Spirit Airlines Inc. President Ben Baldanza defended the “a la carte” fee model, saying it gives passengers a choice of what services to pay for. Taxing the fee revenue would hurt industry and consumers, he said. “Such taxes would surely harm competition, raise costs and slow the industry’s recovery from a decade of losses,” he said. He added the ancillary fees shouldn’t be taxed because such services “do not use the infrastructure that the tax is intended to pay for.”

Cost is irrelevant to pricing. Yes, tax is a type of price (more precisely price is a type of tax – hence the economic term tariffs).  Since practicing unbundled pricing generates value to the airlines and  they depend on the existence of public infrastructure and security processes to provide these services. For instance the baggage screening  and airport security processes enable the airlines to provide baggage service to its customers and charge for the service. Since they are using common resources the public (Government) must be  able to get a share of this value created.

So yes, unbundled pricing must be subject to taxation.

In the Spirit of Airline Unbundling

I have been a proponent of unbundled pricing. I have published methods, based on consumer behavior research, to improve customer acceptance of unbundled pricing. But I am not supporting Spirit Airline’s plan to charge $45 for the carry-on bags. Not as a customer rights advocate but as a marketer who  practices data driven decision making.

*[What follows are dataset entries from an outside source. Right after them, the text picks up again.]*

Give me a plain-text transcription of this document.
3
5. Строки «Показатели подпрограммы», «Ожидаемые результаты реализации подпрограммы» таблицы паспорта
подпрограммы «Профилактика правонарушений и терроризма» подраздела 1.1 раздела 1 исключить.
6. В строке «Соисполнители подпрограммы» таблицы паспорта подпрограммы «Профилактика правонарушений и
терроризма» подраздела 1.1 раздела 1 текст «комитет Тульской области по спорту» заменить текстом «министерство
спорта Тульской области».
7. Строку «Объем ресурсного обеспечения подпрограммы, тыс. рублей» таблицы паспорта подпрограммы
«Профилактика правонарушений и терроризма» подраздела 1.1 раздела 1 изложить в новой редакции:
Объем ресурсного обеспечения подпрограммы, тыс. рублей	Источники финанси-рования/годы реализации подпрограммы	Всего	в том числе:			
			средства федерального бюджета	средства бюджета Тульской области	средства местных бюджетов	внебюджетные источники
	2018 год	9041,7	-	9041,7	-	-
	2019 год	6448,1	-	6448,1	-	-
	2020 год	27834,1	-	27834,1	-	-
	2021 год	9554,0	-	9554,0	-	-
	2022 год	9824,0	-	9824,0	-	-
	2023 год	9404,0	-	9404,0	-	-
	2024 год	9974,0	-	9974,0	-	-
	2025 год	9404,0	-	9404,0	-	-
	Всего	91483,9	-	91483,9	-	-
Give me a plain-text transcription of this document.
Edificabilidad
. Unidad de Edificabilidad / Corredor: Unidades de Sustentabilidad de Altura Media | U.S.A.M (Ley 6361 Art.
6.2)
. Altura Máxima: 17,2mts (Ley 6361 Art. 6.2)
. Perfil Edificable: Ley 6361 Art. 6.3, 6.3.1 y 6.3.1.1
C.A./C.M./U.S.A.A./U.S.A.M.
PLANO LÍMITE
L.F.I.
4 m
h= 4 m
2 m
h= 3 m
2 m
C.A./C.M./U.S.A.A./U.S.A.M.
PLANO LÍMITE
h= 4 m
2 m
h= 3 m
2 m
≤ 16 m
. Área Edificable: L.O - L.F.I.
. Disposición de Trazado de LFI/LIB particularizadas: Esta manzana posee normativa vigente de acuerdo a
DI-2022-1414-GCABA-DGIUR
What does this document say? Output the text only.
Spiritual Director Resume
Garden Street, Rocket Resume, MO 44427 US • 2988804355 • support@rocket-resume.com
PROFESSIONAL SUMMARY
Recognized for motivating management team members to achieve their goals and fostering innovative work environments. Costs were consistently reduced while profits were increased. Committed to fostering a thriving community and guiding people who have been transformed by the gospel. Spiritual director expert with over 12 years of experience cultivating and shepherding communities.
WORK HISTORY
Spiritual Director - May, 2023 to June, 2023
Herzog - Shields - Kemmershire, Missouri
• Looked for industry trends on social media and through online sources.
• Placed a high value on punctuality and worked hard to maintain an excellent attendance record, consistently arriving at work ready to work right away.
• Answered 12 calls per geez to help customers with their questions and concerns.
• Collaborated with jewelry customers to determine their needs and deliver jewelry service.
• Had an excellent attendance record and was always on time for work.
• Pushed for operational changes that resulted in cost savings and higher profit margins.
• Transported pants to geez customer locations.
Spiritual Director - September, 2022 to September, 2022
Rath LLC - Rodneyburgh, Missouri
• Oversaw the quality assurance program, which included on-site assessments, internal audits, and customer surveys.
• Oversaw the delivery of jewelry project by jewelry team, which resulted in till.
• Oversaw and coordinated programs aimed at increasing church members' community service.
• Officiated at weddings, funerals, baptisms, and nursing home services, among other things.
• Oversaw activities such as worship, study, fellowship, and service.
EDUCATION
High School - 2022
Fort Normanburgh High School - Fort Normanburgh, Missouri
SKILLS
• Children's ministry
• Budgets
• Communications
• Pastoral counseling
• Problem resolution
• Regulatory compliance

For pricing to be truly unbundled, the feature must be truly optional and the customers must have valid alternative. In the case of baggage fees for check-in bags, customers had options. But it is inconceivable to think of anyone traveling with no  bags – they either checkin bags and pay or carry-on bags in cabin and pay.

Yes there is value to the customer in not checking in and instead relying on carry-on bags. But that value component is inseparable from the main product. They justify this price as realignment of incentives to discourage customers from bringing in oversize carry-on bags to avoid checking in bags. But they could fix that by strict enforcement of carry-on size rules. Customers have the option of not bringing oversize bags but not no bags at all.

Something to think about: If Spirit is monetizing carry-on bags, should TSA get its share for scanning the bags?

So instead of trying to show a low ticket price plus the price for carry-on bags, Spirit will be better off with one price and stricter size enforcement.

I will go out on a  limb and predict other airlines will not follow Spirit.